– По Дегтярной светлее.

– Ах, светлее! Ну тогда получай для света! – И ставил ему фонарь под глазом. – Следующий раз будешь ходить по Кузнечной.

Бедный пацан с плачем убегал, а я был горд и удовлетворен.

Может быть, это было разрядкой от строгого домашнего порядка. Мама была человеком очень твердым – такими обычно и бывают жены мягких и сентиментальных мужей: должны же на ком-то держаться семейные устои и традиции.

Она принимала на себя всю тяжесть повседневных забот семьи среднего достатка. Никогда не жаловалась и умела скрывать от детей все трудности, которые подстерегали семью не так уж редко. Но зато была к нам требовательна и сурова, была сдержанна на ласку. И когда я удостаивался быть поглаженным по голове, то бежал к сестрам и братьям, чтобы сообщить об этом потрясающем событии. Если мама погладила по голове – значит, ты сделал что-то уж очень хорошее.

Она никогда не целовала нас – стыдилась такого неумеренного проявления чувств, считала это излишеством, которое только портит детей. Жизнь, наверно, многому ее научила. Она была двадцать первым, последним ребенком у своих родителей и сама растила девятерых, из которых четверо умерли в самом раннем возрасте. У нее была только семья – и ее семья была ее жизненным долгом, который она выполняла строго и с достоинством. Она была мудрой женщиной и понимала, что чем неустойчивее положение, тем строже должен соблюдаться установленный порядок.
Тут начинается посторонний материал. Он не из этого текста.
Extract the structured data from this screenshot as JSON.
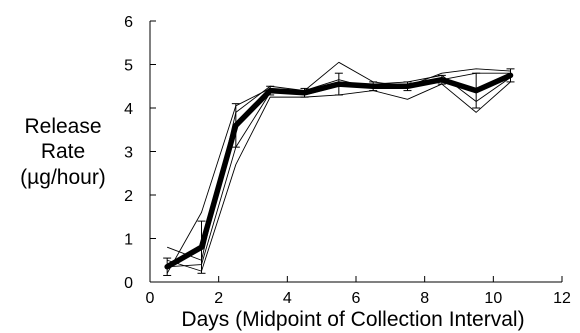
{
  "chart_data": {
    "type": "line",
    "xlabel": "Days (Midpoint of Collection Interval)",
    "ylabel_lines": [
      "Release",
      "Rate",
      "(µg/hour)"
    ],
    "xlim": [
      0,
      12
    ],
    "ylim": [
      0,
      6
    ],
    "x_ticks": [
      0,
      2,
      4,
      6,
      8,
      10,
      12
    ],
    "y_ticks": [
      0,
      1,
      2,
      3,
      4,
      5,
      6
    ],
    "grid": false,
    "x": [
      0.5,
      1.5,
      2.5,
      3.5,
      4.5,
      5.5,
      6.5,
      7.5,
      8.5,
      9.5,
      10.5
    ],
    "series": [
      {
        "role": "mean",
        "values": [
          0.35,
          0.8,
          3.6,
          4.4,
          4.35,
          4.55,
          4.5,
          4.5,
          4.65,
          4.4,
          4.75
        ],
        "error": [
          0.2,
          0.6,
          0.5,
          0.1,
          0.1,
          0.25,
          0.1,
          0.1,
          0.1,
          0.4,
          0.15
        ]
      },
      {
        "role": "individual",
        "values": [
          0.8,
          0.5,
          3.9,
          4.5,
          4.4,
          5.05,
          4.6,
          4.5,
          4.8,
          4.9,
          4.85
        ]
      },
      {
        "role": "individual",
        "values": [
          0.2,
          1.6,
          4.05,
          4.45,
          4.3,
          4.5,
          4.55,
          4.6,
          4.75,
          4.15,
          4.7
        ]
      },
      {
        "role": "individual",
        "values": [
          0.5,
          0.25,
          2.7,
          4.25,
          4.25,
          4.3,
          4.4,
          4.2,
          4.55,
          3.9,
          4.6
        ]
      },
      {
        "role": "individual",
        "values": [
          0.35,
          0.4,
          3.1,
          4.35,
          4.4,
          4.65,
          4.45,
          4.55,
          4.65,
          4.8,
          4.8
        ]
      }
    ]
  }
}
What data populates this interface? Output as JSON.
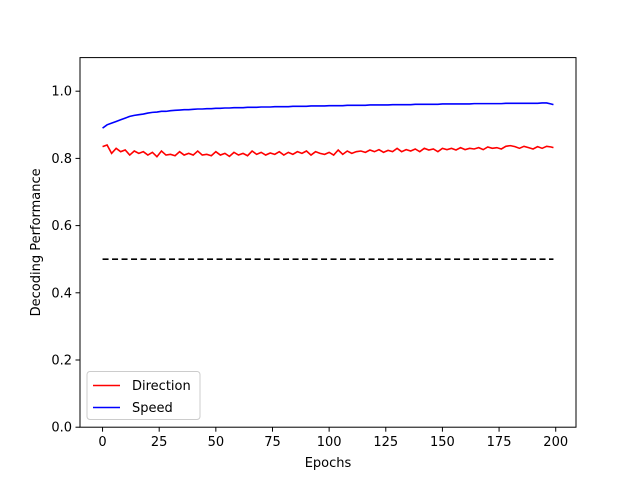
{
  "chart_data": {
    "type": "line",
    "title": "",
    "xlabel": "Epochs",
    "ylabel": "Decoding Performance",
    "xlim": [
      -9.95,
      208.95
    ],
    "ylim": [
      0,
      1.1
    ],
    "xticks": [
      0,
      25,
      50,
      75,
      100,
      125,
      150,
      175,
      200
    ],
    "yticks": [
      0.0,
      0.2,
      0.4,
      0.6,
      0.8,
      1.0
    ],
    "ytick_labels": [
      "0.0",
      "0.2",
      "0.4",
      "0.6",
      "0.8",
      "1.0"
    ],
    "grid": false,
    "legend_position": "lower-left",
    "series": [
      {
        "name": "Direction",
        "color": "#ff0000",
        "x": [
          0,
          2,
          4,
          6,
          8,
          10,
          12,
          14,
          16,
          18,
          20,
          22,
          24,
          26,
          28,
          30,
          32,
          34,
          36,
          38,
          40,
          42,
          44,
          46,
          48,
          50,
          52,
          54,
          56,
          58,
          60,
          62,
          64,
          66,
          68,
          70,
          72,
          74,
          76,
          78,
          80,
          82,
          84,
          86,
          88,
          90,
          92,
          94,
          96,
          98,
          100,
          102,
          104,
          106,
          108,
          110,
          112,
          114,
          116,
          118,
          120,
          122,
          124,
          126,
          128,
          130,
          132,
          134,
          136,
          138,
          140,
          142,
          144,
          146,
          148,
          150,
          152,
          154,
          156,
          158,
          160,
          162,
          164,
          166,
          168,
          170,
          172,
          174,
          176,
          178,
          180,
          182,
          184,
          186,
          188,
          190,
          192,
          194,
          196,
          198,
          199
        ],
        "values": [
          0.835,
          0.84,
          0.815,
          0.83,
          0.82,
          0.825,
          0.81,
          0.822,
          0.815,
          0.82,
          0.81,
          0.818,
          0.805,
          0.822,
          0.81,
          0.812,
          0.808,
          0.82,
          0.81,
          0.815,
          0.81,
          0.822,
          0.81,
          0.812,
          0.808,
          0.82,
          0.81,
          0.815,
          0.806,
          0.818,
          0.81,
          0.815,
          0.808,
          0.822,
          0.812,
          0.818,
          0.81,
          0.816,
          0.812,
          0.82,
          0.81,
          0.818,
          0.812,
          0.82,
          0.815,
          0.822,
          0.81,
          0.82,
          0.815,
          0.812,
          0.818,
          0.81,
          0.825,
          0.812,
          0.822,
          0.815,
          0.82,
          0.822,
          0.818,
          0.825,
          0.82,
          0.826,
          0.818,
          0.824,
          0.82,
          0.83,
          0.82,
          0.826,
          0.822,
          0.828,
          0.82,
          0.83,
          0.825,
          0.828,
          0.82,
          0.83,
          0.826,
          0.83,
          0.825,
          0.832,
          0.826,
          0.83,
          0.828,
          0.832,
          0.826,
          0.834,
          0.83,
          0.832,
          0.828,
          0.836,
          0.838,
          0.835,
          0.83,
          0.836,
          0.832,
          0.828,
          0.835,
          0.83,
          0.836,
          0.834,
          0.832
        ]
      },
      {
        "name": "Speed",
        "color": "#0000ff",
        "x": [
          0,
          2,
          4,
          6,
          8,
          10,
          12,
          14,
          16,
          18,
          20,
          22,
          24,
          26,
          28,
          30,
          32,
          34,
          36,
          38,
          40,
          42,
          44,
          46,
          48,
          50,
          52,
          54,
          56,
          58,
          60,
          62,
          64,
          66,
          68,
          70,
          72,
          74,
          76,
          78,
          80,
          82,
          84,
          86,
          88,
          90,
          92,
          94,
          96,
          98,
          100,
          102,
          104,
          106,
          108,
          110,
          112,
          114,
          116,
          118,
          120,
          122,
          124,
          126,
          128,
          130,
          132,
          134,
          136,
          138,
          140,
          142,
          144,
          146,
          148,
          150,
          152,
          154,
          156,
          158,
          160,
          162,
          164,
          166,
          168,
          170,
          172,
          174,
          176,
          178,
          180,
          182,
          184,
          186,
          188,
          190,
          192,
          194,
          196,
          198,
          199
        ],
        "values": [
          0.89,
          0.9,
          0.905,
          0.91,
          0.915,
          0.92,
          0.925,
          0.928,
          0.93,
          0.932,
          0.935,
          0.937,
          0.938,
          0.94,
          0.94,
          0.942,
          0.943,
          0.944,
          0.945,
          0.945,
          0.946,
          0.947,
          0.947,
          0.948,
          0.948,
          0.949,
          0.949,
          0.95,
          0.95,
          0.951,
          0.951,
          0.951,
          0.952,
          0.952,
          0.952,
          0.953,
          0.953,
          0.953,
          0.954,
          0.954,
          0.954,
          0.954,
          0.955,
          0.955,
          0.955,
          0.955,
          0.956,
          0.956,
          0.956,
          0.956,
          0.957,
          0.957,
          0.957,
          0.957,
          0.958,
          0.958,
          0.958,
          0.958,
          0.958,
          0.959,
          0.959,
          0.959,
          0.959,
          0.959,
          0.96,
          0.96,
          0.96,
          0.96,
          0.96,
          0.961,
          0.961,
          0.961,
          0.961,
          0.961,
          0.961,
          0.962,
          0.962,
          0.962,
          0.962,
          0.962,
          0.962,
          0.962,
          0.963,
          0.963,
          0.963,
          0.963,
          0.963,
          0.963,
          0.963,
          0.964,
          0.964,
          0.964,
          0.964,
          0.964,
          0.964,
          0.964,
          0.964,
          0.965,
          0.965,
          0.962,
          0.96
        ]
      },
      {
        "name": "",
        "color": "#000000",
        "dashed": true,
        "x": [
          0,
          199
        ],
        "values": [
          0.5,
          0.5
        ]
      }
    ]
  }
}
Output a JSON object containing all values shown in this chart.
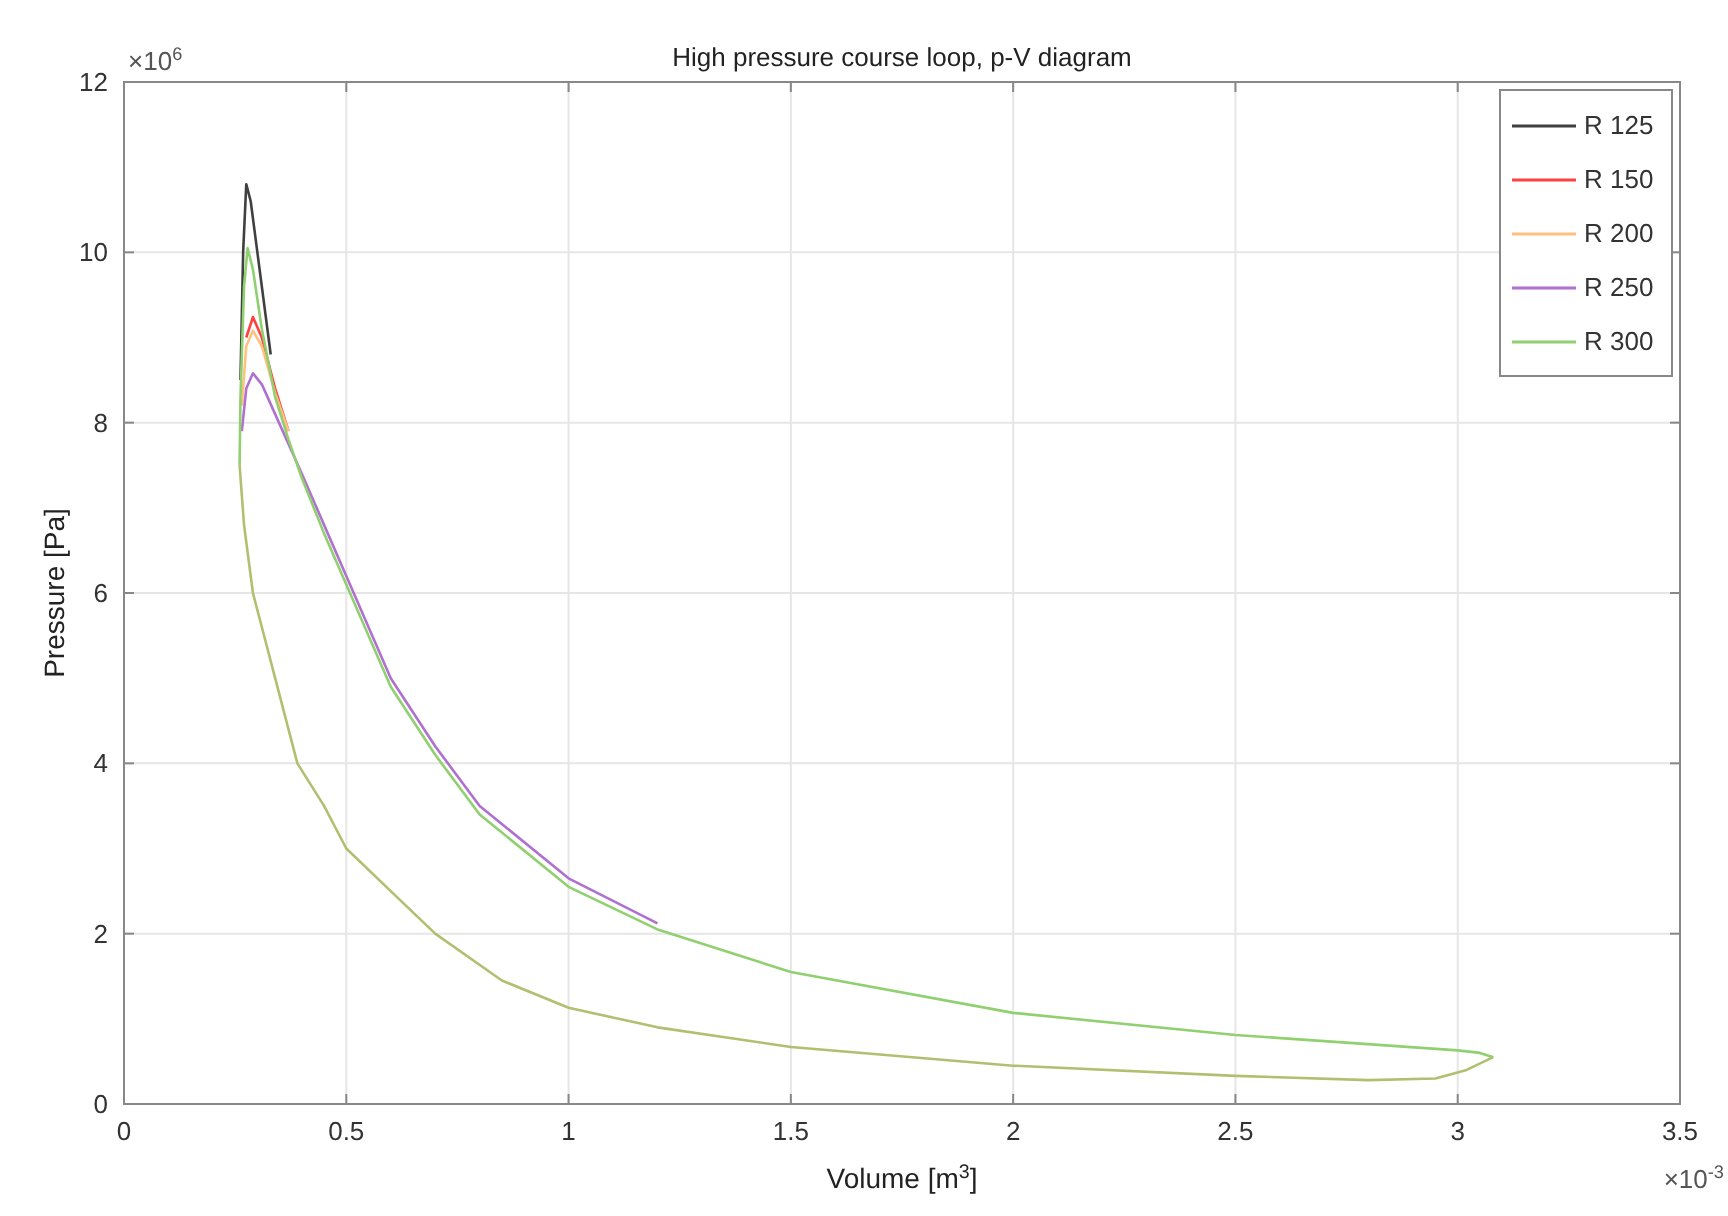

Отец просто обожал мать. Может быть, он был наивен, мой отец, но он не верил, что есть мужья, которые изменяют женам. Он считал, что это писатели выдумывают. И удивлялся:

– Ну зачем же идти к чужой женщине, если есть жена?

Взрослым, я как-то сказал ему в шутку:

– Да, папа, вы совершенно правы. Вот в Саратове муж изменил своей жене и умер от этого.

Отец все это принял совершенно всерьез.

– Вот видишь, что бывает.

Я понял, что этот человек в своей верности неисправим. Таким и запомнился он мне, мой отец, – чуть сентиментальным, с искрой юмора в глазах и в постоянной тревоге о заработке. Страшный добряк, очень деликатный, он никогда громко не разговаривал, не кричал и не ругался. Мать он не только любил, но и подчинялся ей во всем. Я помню, как садились они друг против друга и мать многозначительно говорила:

– Ну?

– Ну что – ну? – говорил он.

– Ну выкладывай.

– Так утром, как только вышел я из квартиры, я встретил на лестнице Мирона Яковлевича. «Так, – говорю я ему, – Мирон Яковлевич, когда я смогу зайти к вам?» – «Так, – говорит он мне, – когда хотите». «Так, – я говорю, – когда вы будете дома?» «Так, – он говорит мне, – в шесть часов». «Так, – говорю я, – в шесть часов я еще не приду, я буду у Раухвергера». «Так, – он говорит мне, – а зачем вам Раухвергер?..»

Мама спокойно и внимательно выслушивала этот бесконечный монолог, иногда утвердительно кивала головой, а иногда произносила: «Ай!» – и это значило, что она не одобряет.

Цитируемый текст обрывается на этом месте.